Derbal Youcef
Ted Rogers School of Information Technology Management, Ryerson University, Toronto, Canada.
Theor Biol Med Model. 2017 Oct 3;14(1):18. doi: 10.1186/s12976-017-0066-5.
The genetic diversity of cancer and the dynamic interactions between heterogeneous tumor cells, the stroma and immune cells present daunting challenges to the development of effective cancer therapies. Although cancer biology is more understood than ever, this has not translated into therapies that overcome drug resistance, cancer recurrence and metastasis. The future development of effective therapies will require more understanding of the dynamics of homeostatic dysregulation that drives cancer growth and progression.
Cancer dynamics are explored using a model involving genes mediating the regulatory interactions between the signaling and metabolic pathways. The exploration is informed by a proposed genetic dysregulation measure of cellular processes. The analysis of the interaction dynamics between cancer cells, cancer associated fibroblasts, and tumor associate macrophages suggests that the mutual dependence of these cells promotes cancer growth and proliferation. In particular, MTOR and AMPK are hypothesized to be concurrently activated in cancer cells by amino acids recycled from the stroma. This leads to a proliferative growth supported by an upregulated glycolysis and a tricarboxylic acid cycle driven by glutamine sourced from the stroma. In other words, while genetic aberrations ignite carcinogenesis and lead to the dysregulation of key cellular processes, it is postulated that the dysregulation of metabolism locks cancer cells in a state of mutual dependence with the tumor microenvironment and deepens the tumor's inflammation and immunosuppressive state which perpetuates as a result the growth and proliferation dynamics of cancer.

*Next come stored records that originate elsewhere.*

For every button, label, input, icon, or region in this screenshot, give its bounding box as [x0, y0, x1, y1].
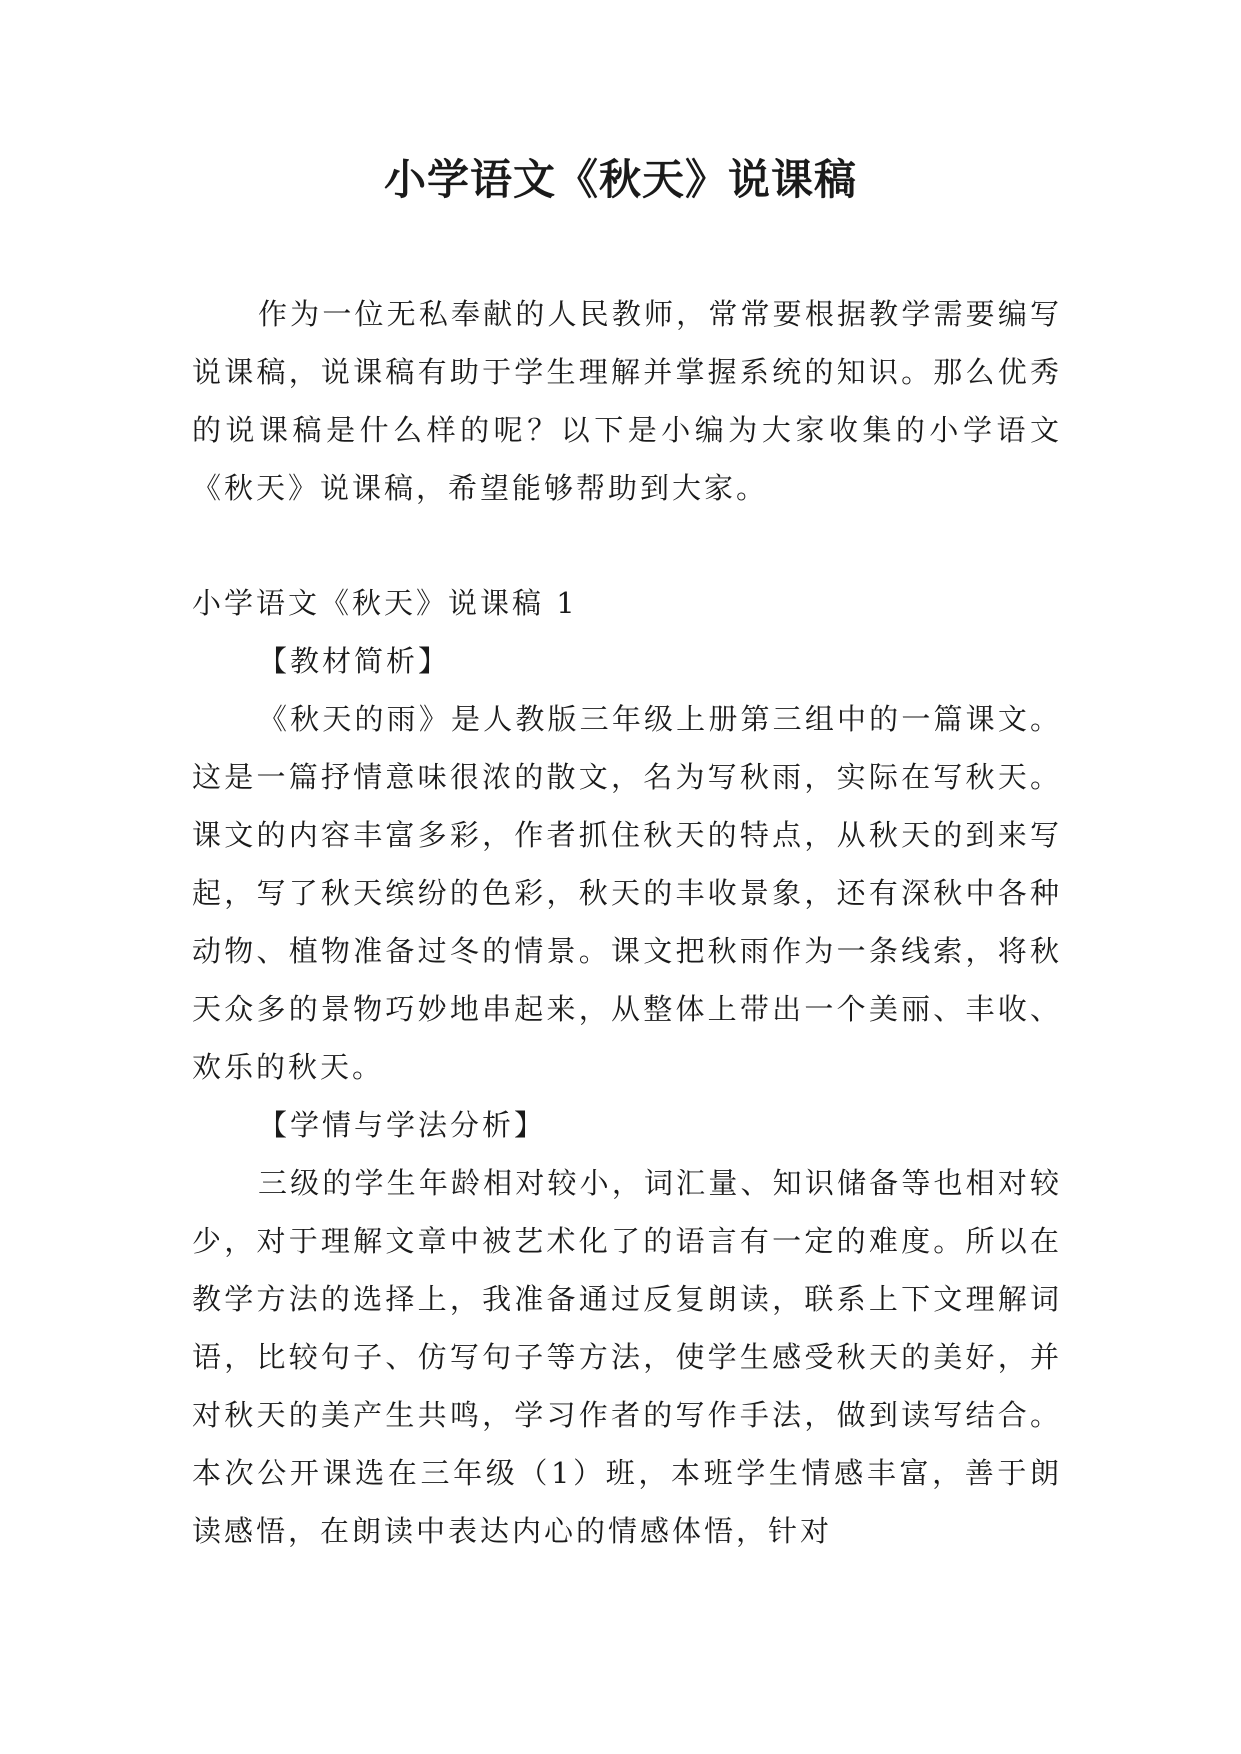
- document-title: 小学语文《秋天》说课稿: [383, 155, 857, 204]
- paragraph-learner-analysis: 三级的学生年龄相对较小，词汇量、知识储备等也相对较少，对于理解文章中被艺术化了的语言有一定的难度。所以在教学方法的选择上，我准备通过反复朗读，联系上下文理解词语，比较句子、仿写句子等方法，使学生感受秋天的美好，并对秋天的美产生共鸣，学习作者的写作手法，做到读写结合。本次公开课选在三年级（1）班，本班学生情感丰富，善于朗读感悟，在朗读中表达内心的情感体悟，针对: [192, 1166, 1062, 1548]
- paragraph-textbook-analysis: 《秋天的雨》是人教版三年级上册第三组中的一篇课文。这是一篇抒情意味很浓的散文，名为写秋雨，实际在写秋天。课文的内容丰富多彩，作者抓住秋天的特点，从秋天的到来写起，写了秋天缤纷的色彩，秋天的丰收景象，还有深秋中各种动物、植物准备过冬的情景。课文把秋雨作为一条线索，将秋天众多的景物巧妙地串起来，从整体上带出一个美丽、丰收、欢乐的秋天。: [192, 702, 1062, 1084]
- section-title: 小学语文《秋天》说课稿 1: [192, 586, 578, 620]
- heading-learner-analysis: 【学情与学法分析】: [258, 1108, 547, 1142]
- intro-paragraph: 作为一位无私奉献的人民教师，常常要根据教学需要编写说课稿，说课稿有助于学生理解并掌握系统的知识。那么优秀的说课稿是什么样的呢？以下是小编为大家收集的小学语文《秋天》说课稿，希望能够帮助到大家。: [192, 297, 1062, 505]
- heading-textbook-analysis: 【教材简析】: [258, 644, 451, 678]
- document-body: [192, 285, 1062, 1560]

Cancer therapies should aim for a progressive disruption of the dynamics of interactions between cancer cells and the tumor microenvironment by targeting metabolic dysregulation and inflammation to partially restore tissue homeostasis and turn on the immune cancer kill switch. One potentially effective cancer therapeutic strategy is to induce the reduction of lactate and steer the tumor microenvironment to a state of reduced inflammation so as to enable an effective intervention of the immune system. The translation of this therapeutic approach into treatment regimens would however require more understanding of the adaptive complexity of cancer resulting from the interactions of cancer cells with the tumor microenvironment and the immune system.
癌症的遗传多样性以及异质性肿瘤细胞、基质和免疫细胞之间的动态相互作用,给有效癌症治疗的发展带来了巨大挑战。尽管对癌症生物学的理解比以往任何时候都更深入,但这尚未转化为克服耐药性、癌症复发和转移的疗法。有效疗法的未来发展将需要更多地了解驱动癌症生长和进展的稳态失调动态。
使用一个涉及介导信号通路和代谢通路之间调节相互作用的基因的模型来探索癌症动态。该探索基于一种提出的细胞过程遗传失调测量方法。对癌细胞、癌症相关成纤维细胞和肿瘤相关巨噬细胞之间相互作用动态的分析表明,这些细胞的相互依赖促进了癌症的生长和增殖。特别是,假设雷帕霉素靶蛋白(MTOR)和腺苷酸活化蛋白激酶(AMPK)在癌细胞中被从基质中循环利用的氨基酸同时激活。这导致由糖酵解上调和由基质来源的谷氨酰胺驱动的三羧酸循环支持的增殖性生长。换句话说,虽然基因畸变引发致癌作用并导致关键细胞过程的失调,但据推测,代谢失调使癌细胞与肿瘤微环境处于相互依赖状态,并加深肿瘤的炎症和免疫抑制状态,从而使癌症的生长和增殖动态持续存在。
癌症治疗应旨在通过靶向代谢失调和炎症来逐步破坏癌细胞与肿瘤微环境之间的相互作用动态,以部分恢复组织稳态并开启免疫抗癌开关。一种潜在有效的癌症治疗策略是诱导乳酸减少并使肿瘤微环境转向炎症减轻的状态,以便能够有效干预免疫系统。然而,将这种治疗方法转化为治疗方案将需要更多地了解癌细胞与肿瘤微环境和免疫系统相互作用所导致的癌症适应性复杂性。